Comme tous les anciens estuaires devenus des lacs d’eau douce – Hourtin, Lacanau, Cazaux, Biscarosse –, ce bassin d’Arcachon… il aurait dû se « fermer ». Oui mais voilà : une petite rivière, l’Eyre, fait de la résistance. Son débit reste suffisant pour que le cordon dunaire qui court jusqu’au Cap Ferret ne se referme pas. Le plan d’eau de 156 km2 profite donc d’un accès libre vers l’océan. Ce sont les fameuses passes, sans doute parmi les plus dangereux passages maritimes d’Europe. Ce n’est pas là que nous allons nous aventurer mais bien dans le bassin et sa sortie immédiate, face à l’imposante Dune du Pilat.
Un plan d’eau sûr mais pas si facile…
Toujours est-il que le plan d’eau n’est pas aussi simple qu’il n’y paraît. D’abord il est bercé par des courants de 1 à 4 noeuds. Ensuite il est truffé de parcs à huîtres et de bancs de sable. Enfin les chenaux – ici on dit esteys – sont parfois balisés par de simples « pignottes » – des branches de pin grossièrement taillées. Bref, les pièges, même s’ils sont sans danger, sont très nombreux. Et la meilleure façon d’y échapper et surtout de profiter pleinement du plan d’eau, c’est d’opter pour le dériveur intégral. Nous avons souhaité en avoir le coeur net et vérifier in situ les avantages que présente ce type de lest, si longtemps décrié.
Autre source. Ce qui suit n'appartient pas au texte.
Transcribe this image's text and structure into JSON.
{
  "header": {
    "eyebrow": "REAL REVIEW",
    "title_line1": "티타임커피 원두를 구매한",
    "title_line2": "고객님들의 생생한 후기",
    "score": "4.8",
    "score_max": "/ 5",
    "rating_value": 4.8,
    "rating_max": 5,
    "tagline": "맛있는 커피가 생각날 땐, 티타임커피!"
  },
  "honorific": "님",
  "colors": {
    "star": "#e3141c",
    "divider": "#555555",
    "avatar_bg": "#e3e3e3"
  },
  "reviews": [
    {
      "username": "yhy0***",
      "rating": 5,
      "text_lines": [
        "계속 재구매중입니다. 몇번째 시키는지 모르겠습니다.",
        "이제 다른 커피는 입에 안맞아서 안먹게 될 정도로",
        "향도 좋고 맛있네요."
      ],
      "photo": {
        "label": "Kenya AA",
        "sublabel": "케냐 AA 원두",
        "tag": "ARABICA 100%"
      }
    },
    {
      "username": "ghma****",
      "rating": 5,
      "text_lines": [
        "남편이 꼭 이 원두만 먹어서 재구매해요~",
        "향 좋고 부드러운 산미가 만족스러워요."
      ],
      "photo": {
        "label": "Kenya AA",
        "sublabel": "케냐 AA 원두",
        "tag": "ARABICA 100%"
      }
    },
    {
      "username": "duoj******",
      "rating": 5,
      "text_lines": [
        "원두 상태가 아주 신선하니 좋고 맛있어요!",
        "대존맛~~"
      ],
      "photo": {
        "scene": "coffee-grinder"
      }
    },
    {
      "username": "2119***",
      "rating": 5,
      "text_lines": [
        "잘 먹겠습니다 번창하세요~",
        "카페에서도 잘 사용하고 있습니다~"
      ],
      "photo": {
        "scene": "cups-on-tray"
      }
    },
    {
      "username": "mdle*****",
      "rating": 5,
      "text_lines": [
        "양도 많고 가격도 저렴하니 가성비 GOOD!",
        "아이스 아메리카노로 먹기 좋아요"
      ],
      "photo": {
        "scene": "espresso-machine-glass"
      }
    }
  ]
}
Arcachon, le parfait camp de base pour découvrir le Bassin
Pour les visiteurs, il est intéressant de se baser au port d’Arcachon – le troisième de France, avec plus de 2 000 places – puisqu’il est toujours à flot. À l’exception du port privé de La Vigne sur la presqu’île du Cap Ferret, tous les autres ports du bassin échouent au moins à mi-temps. Les mouillages restent possibles mais sont de plus en plus réglementés – interdiction par exemple de rester pour la nuit au banc d’Arguin depuis cette année… C’est justement notre premier objectif. Pour rejoindre cette île de sable, nous coupons à travers les nombreux bancs essaimés entre Le Ferret et le Moulleau. La dérive du TES que nous utilisons se relève toute seule s’il n’y a plus assez de fond. Idem pour le safran pivotant ; il est équipé d’un taquet qui bascule sous charge. En revanche, quand la pelle imposante est remontée, la barre devient très dure et on est contraint d’appuyer avec le pied sur la pelle pour la remettre en position verticale. Mais notre mouton à cinq pattes promet de nous débarquer à pied sec ! Premier arrêt, la plage au banc d’Arguin. « Criiiiitch ! ». Nous n’avons plus qu’à sauter de la delphinière pour nous dégourdir les jambes. Cette zone, désormais un parc marin, offre un panorama extraordinaire : un sable blond qui suit des courbes improbables, de l’eau turquoise, les brisants au large. Le banc, côté est, est découpé par de petites conches. Précisons que ces abris évoluent, disparaissent et se reforment au gré de la houle et des coups de vent. S’y échouer bien à plat, si possible sur du sable dur, est un pur plaisir.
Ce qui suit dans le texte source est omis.